Une seule chose me retient encore... je ne sais quelle case cocher sur mon « Autorisation de Déplacement Dérogatoire » pour ainsi sortir de mon appartement et me retrouver dans la rue. Le suicide est-il un motif de santé ? Sauter par la fenêtre est-il un déplacement bref lié à l’activité physique individuelle ?
C’est que je voudrais mourir avec honneur... hors de question de faire une fausse déclaration.


***


Éric Chevillard entame aujourd’hui une chronique (dont l’intégralité est évidemment... réservée aux abonnés) sur le confinement pour Le Monde. Je vois qu’il y cite, fort à propos d’ailleurs, Voyage autour de ma Chambre de Xavier de Maistre.
Je pensais que personne ne se rappelait ce court roman. Personne à part moi.
Ce roman, d’ailleurs, j’y fais plusieurs allusions dans Humeurs, texte dont l’unité de lieu est justement... ma chambre...
Comment Éric Chevillard a-t-il eu accès aux brouillons de Humeurs, je me le demande... mais cette affaire confirme mes soupçons.

jeudi 19 mars 2020

En Direct de chez Maurice Confiné (4)

Preuve que le confinement change nos habitudes, voilà que le tant attendu billet dessin / peinture / production graphique arrive un jeudi et non un mercredi...

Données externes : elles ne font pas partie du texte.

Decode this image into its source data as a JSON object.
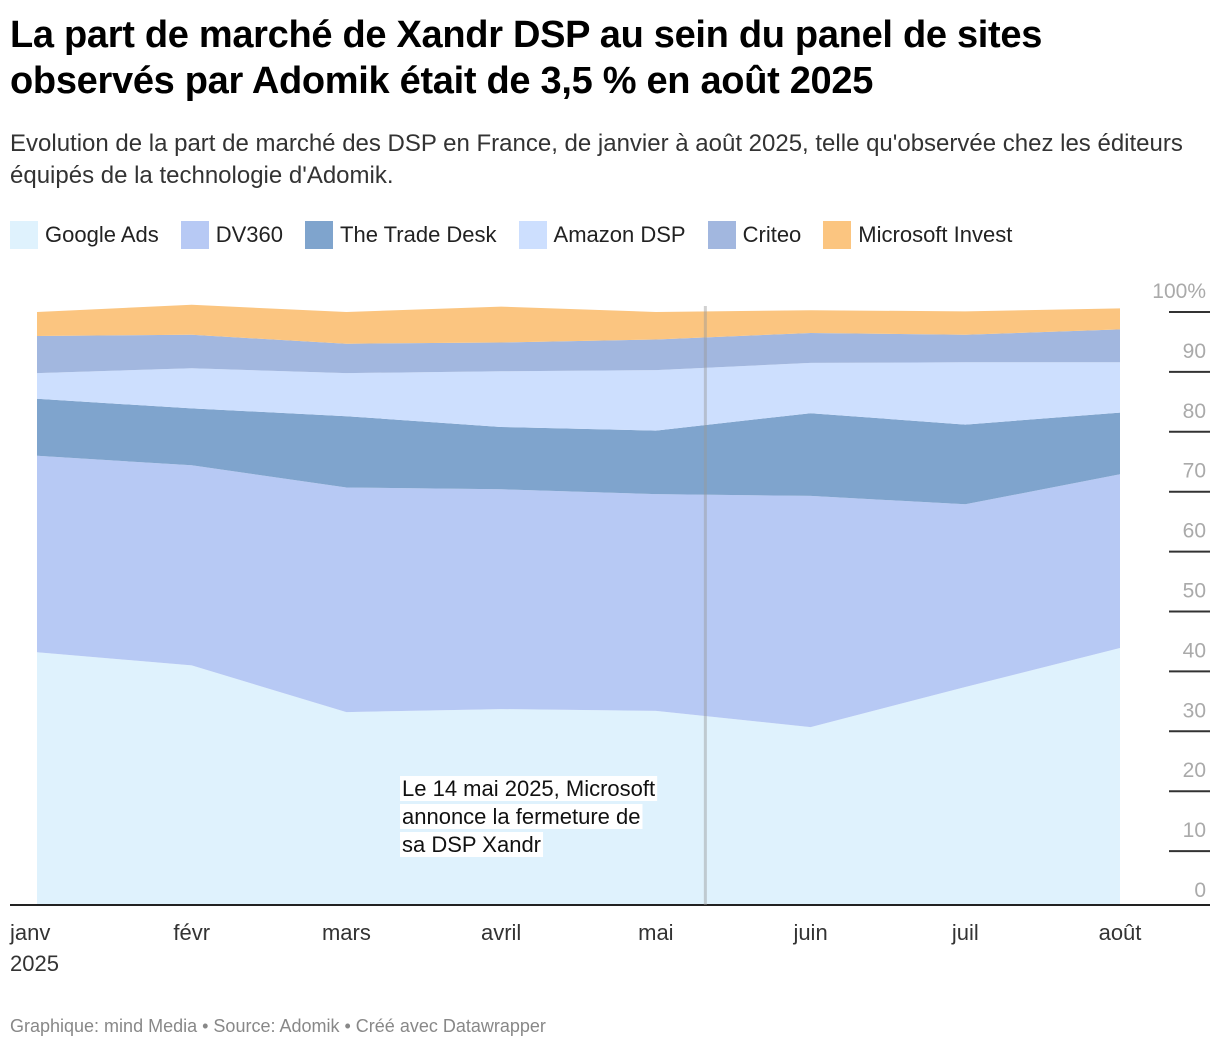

J’ai eu tout le temps d’achever mardi après-midi cette petite huile inspirée (qui a dit pompée / copiée / piquée / plagiée ?) d’un bas-relief vu au Louvre lors de ma dernière visite - il y a déjà près de deux semaines : une éternité.... Pour le titre, je ne me suis pas foulé même si, au départ, je voulais l’intituler « Pas une fable de La Fontaine ».

Premier jour de confinement
(18 x 24 cm)

Musée du Louvre - Antiquités du Proche-Orient

mercredi 18 mars 2020

En Direct de chez Maurice Confiné (3)

Mon dévouement n’ayant d’égal que mon génie, j’ai décidé de mettre le second au service du bien de tous et d’occuper le temps où je suis confiné chez moi à la plus noble des causes actuelles : trouver un remède au coronavirus.

Je ne possède cependant pas de matériel de pointe - je n’habite pas l’Institut Pasteur. Je m’en suis donc tenu aux remèdes de grand-mère...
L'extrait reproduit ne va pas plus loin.